Many applications call for a simple logical selection of things to be done depending on some value that controls everything. As I describe in Book II, Chapter 4, such things are usually handled with big chains of else-if statements all strung together.

Unfortunately, these things can quickly get out of hand. else-if chains can end up looking like DNA double-helix structures, or those things that dribble down from the tops of the computer screens in The Matrix.
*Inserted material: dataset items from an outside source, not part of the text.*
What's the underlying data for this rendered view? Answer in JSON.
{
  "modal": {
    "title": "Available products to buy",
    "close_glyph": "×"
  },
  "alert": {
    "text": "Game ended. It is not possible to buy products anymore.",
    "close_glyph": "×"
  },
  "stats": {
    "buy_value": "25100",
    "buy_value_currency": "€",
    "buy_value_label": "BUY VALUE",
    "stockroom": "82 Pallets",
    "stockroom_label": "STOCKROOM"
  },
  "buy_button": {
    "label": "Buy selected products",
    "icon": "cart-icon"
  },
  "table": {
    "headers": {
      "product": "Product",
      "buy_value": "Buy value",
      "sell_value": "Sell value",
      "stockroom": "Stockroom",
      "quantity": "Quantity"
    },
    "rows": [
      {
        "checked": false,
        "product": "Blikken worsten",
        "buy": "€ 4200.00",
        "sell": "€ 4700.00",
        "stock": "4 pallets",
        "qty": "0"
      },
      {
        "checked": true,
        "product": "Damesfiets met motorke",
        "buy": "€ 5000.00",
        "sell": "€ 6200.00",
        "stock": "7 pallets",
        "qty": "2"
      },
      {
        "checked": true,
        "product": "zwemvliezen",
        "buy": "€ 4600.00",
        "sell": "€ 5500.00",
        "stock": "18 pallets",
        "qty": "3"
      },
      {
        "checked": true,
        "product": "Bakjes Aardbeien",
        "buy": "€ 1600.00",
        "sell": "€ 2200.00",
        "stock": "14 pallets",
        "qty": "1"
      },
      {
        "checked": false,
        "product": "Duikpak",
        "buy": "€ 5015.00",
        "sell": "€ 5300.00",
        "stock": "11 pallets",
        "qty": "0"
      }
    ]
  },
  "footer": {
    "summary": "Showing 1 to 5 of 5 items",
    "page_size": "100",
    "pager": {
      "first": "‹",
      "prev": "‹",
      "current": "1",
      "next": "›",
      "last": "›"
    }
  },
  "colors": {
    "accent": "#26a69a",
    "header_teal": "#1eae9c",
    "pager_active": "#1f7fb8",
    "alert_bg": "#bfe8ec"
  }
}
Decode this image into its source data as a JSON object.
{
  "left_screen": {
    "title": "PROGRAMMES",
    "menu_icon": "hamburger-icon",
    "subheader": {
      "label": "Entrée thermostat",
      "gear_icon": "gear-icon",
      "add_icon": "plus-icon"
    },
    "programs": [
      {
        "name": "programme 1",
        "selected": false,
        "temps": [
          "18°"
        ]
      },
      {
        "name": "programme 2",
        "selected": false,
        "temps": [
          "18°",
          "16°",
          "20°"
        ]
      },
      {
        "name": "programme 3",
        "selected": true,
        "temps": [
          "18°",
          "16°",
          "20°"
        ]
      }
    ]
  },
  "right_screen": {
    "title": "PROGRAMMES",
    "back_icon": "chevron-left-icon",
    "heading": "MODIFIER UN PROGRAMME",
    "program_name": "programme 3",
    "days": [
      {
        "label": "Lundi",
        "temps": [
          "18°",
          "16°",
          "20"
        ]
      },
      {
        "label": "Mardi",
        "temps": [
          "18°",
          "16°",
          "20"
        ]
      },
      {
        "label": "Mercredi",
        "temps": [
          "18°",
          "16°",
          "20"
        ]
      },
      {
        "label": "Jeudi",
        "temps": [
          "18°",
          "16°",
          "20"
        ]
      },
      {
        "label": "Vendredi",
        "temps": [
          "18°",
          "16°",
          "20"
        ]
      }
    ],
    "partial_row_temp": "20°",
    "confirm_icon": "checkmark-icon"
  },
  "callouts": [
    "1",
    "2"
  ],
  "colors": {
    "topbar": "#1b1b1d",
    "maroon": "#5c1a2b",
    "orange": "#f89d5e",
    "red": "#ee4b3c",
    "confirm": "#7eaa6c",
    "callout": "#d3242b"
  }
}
For example, Listing 6-1 shows a bit of a program that might be used to decode error codes in a Florida or Ohio voting machine.

Listing 6-1: The else-if Version of the Voting Machine Error Decoder
Image from book

import java.util.Scanner;

public class VoterApp
{

static Scanner sc = new Scanner(System.in);

public static void main(String[] args)
{

System.out.println
("Welcome to the voting machine "
+ "error code decoder.\n\n"
+ "If your voting machine generates "
+ "an error code,\n"
+ "you can use this program to determine "
+ "the exact\ncause of the error.\n");
System.out.print("Enter the error code: ");
int err = sc.nextInt();

String msg;
if (err==1)
msg = "Voter marked more than one candidate.\n"
+ "Ballot rejected.";
else if (err==2)
msg = "Box checked and write-in candidate "
+ "entered.\nBallot rejected.";
else if (err==3)
msg = "Entire ballot was blank.\n"
+ "Ballot filled in according to "
+ "secret plan.";
else if (err==4)
msg = "Nothing unusual about the ballot.\n"
+ "Voter randomly selected for tax audit.";
else if (err==5)
msg = "Voter filled in every box.\n"
+ "Ballot counted twice.";
else if (err==6)
msg = "Voter drooled in voting machine.\n"
+ "Beginning spin cycle.";
else if (err==7)
msg = "Voter lied to pollster after voting.\n"
+ "Voter's ballot changed "
+ "to match polling data.";
else
msg = "Voter filled out ballot correctly.\n"
+ "Ballot discarded anyway.";
System.out.println(msg);
}
}
Image from book

Wow! And this program has to decipher just seven different error codes. What if the machine had 500 different codes?